“I guess not,” Blitz says. “I need to call my assistant to arrange for BD’s room and board. Probably can’t do it here with the hounds monitoring our phone use.”
Another officer opens the door to the waiting room.
And we are not prepared for what we see there.
Chapter 24
“Papá?” Blitz says, incredulous.
Blitz’s father stands in the middle of the room, his face angry, his arms crossed. No one is paying any attention to him.
When he sees Blitz, he says, “I always knew I’d be down here eventually for one of you boys.” His voice is gruff. He gets out his wallet and looks around. “You need me to bail you out?”
Blitz lets out a strangled laugh. “I didn’t get arrested. How did you know I was here?”
“Your mother follows Tweeter or Nitwit or whatever it is,” he says. “Apparently everybody’s talking about how you are at the San Antonio jail. She made me get down here right away.”

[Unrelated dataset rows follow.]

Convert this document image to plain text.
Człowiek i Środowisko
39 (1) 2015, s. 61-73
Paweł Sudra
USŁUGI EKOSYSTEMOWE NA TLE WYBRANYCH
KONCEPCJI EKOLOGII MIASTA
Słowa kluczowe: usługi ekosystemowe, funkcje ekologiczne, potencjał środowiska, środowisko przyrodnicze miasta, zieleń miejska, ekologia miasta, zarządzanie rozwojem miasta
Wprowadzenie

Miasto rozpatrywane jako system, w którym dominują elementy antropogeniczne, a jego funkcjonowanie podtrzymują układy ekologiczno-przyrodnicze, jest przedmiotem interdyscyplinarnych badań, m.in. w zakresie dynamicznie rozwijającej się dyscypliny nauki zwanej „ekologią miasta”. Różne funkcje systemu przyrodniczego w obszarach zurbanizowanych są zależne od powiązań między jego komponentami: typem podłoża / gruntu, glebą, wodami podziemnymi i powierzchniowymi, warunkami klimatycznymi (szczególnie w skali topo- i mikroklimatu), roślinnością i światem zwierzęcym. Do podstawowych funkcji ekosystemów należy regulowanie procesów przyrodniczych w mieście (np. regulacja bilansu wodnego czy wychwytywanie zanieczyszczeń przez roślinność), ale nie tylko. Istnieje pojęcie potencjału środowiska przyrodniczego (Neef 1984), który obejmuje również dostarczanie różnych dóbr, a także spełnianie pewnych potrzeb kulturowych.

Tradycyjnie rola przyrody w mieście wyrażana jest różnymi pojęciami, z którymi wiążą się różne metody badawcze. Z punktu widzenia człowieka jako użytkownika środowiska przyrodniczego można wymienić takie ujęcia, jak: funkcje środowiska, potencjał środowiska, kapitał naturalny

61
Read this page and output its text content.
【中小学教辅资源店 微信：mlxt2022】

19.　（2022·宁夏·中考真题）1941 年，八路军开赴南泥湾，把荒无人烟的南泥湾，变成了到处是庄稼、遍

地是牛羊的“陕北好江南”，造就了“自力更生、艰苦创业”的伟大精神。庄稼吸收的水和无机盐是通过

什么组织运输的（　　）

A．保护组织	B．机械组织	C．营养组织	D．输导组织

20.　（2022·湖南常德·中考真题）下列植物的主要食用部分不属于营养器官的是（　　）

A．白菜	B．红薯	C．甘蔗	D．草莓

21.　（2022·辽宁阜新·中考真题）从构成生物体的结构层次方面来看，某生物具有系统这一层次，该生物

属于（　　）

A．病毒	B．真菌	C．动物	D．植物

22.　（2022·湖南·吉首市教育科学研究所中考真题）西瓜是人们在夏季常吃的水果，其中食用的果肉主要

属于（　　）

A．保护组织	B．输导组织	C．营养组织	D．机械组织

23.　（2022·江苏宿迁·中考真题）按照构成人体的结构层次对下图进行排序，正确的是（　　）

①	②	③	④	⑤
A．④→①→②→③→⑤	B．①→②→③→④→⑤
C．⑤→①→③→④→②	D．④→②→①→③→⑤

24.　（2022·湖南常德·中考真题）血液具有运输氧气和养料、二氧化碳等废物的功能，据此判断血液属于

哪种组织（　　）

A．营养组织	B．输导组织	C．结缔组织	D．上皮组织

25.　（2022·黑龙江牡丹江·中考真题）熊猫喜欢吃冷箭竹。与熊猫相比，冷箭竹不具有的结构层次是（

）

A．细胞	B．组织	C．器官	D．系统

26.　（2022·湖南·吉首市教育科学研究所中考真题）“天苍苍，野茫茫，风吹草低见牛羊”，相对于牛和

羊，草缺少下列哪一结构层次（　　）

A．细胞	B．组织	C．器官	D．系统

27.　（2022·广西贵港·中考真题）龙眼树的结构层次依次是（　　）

He sees a woman sitting behind a wall with a small glass window. I guess he figures she’s the one to pay to get Blitz out because he heads that way.
Blitz reaches out and grabs his arm. “I’m not in jail,” he says. “I was here to help someone who got arrested.”
They keep talking but I survey the room in a blind panic. Who recognized him? Was it that girl from earlier?
I despise that Blitz Burn hashtag and wish it would die a terrible social media death.
The girl isn’t here anymore. Nobody seems to care, absorbed in their own drama. Moms, girlfriends, buddies, all with the same grim expression. The grandmother has also left.
I pull out my phone to see what is happening, but then I feel the eyes of the officer boring into me. Right. They don’t want anyone using one. Now I see why. Compromised privacy.
“Livia?” Blitz finally gets my attention. “You ready to go?”
“You might want to rethink just walking out,” his dad says. “There’s a mob out there ready to take your picture.”
Blitz stares at the door. “Really?”
“Out on the street,” he says. “They didn’t know who I was, but one step and you’ll be all over those little newspapers your mother picks up at the grocery store.”
We sit down in a mostly empty row. “What do we do?” I ask Blitz. “They’ll recognize you no matter how we try to hide you.”
“There’s bound to be a back way,” Blitz says. “Let me go ask and see.”
He heads over to the woman behind the glass. I’m alone with his dad. I straighten my skirt self-consciously.
“You stick by my boy,” his dad says. “That’s something.”
I don’t know how to reply to that, since technically right now he’s sticking by me. So I just give him a quick nod.
“Quite a life you’re walking into.” He looks around the room. “You sure you’re up for it?”
“I’ve been up for it all along.”
He leans forward, bracing his elbows on his knees. “Ben is an all-right boy,” he says. “I guess if he’s hung on to you this long, it’s going to work. Nobody else has ever lasted a week.”
This is probably as good as it gets in terms of praise from Blitz’s father.
“He’s a great man,” I say. I avoid adding, “Despite his father.”
David seems anxious. He taps his thumb on his knee, a gesture I’ve seen Blitz do.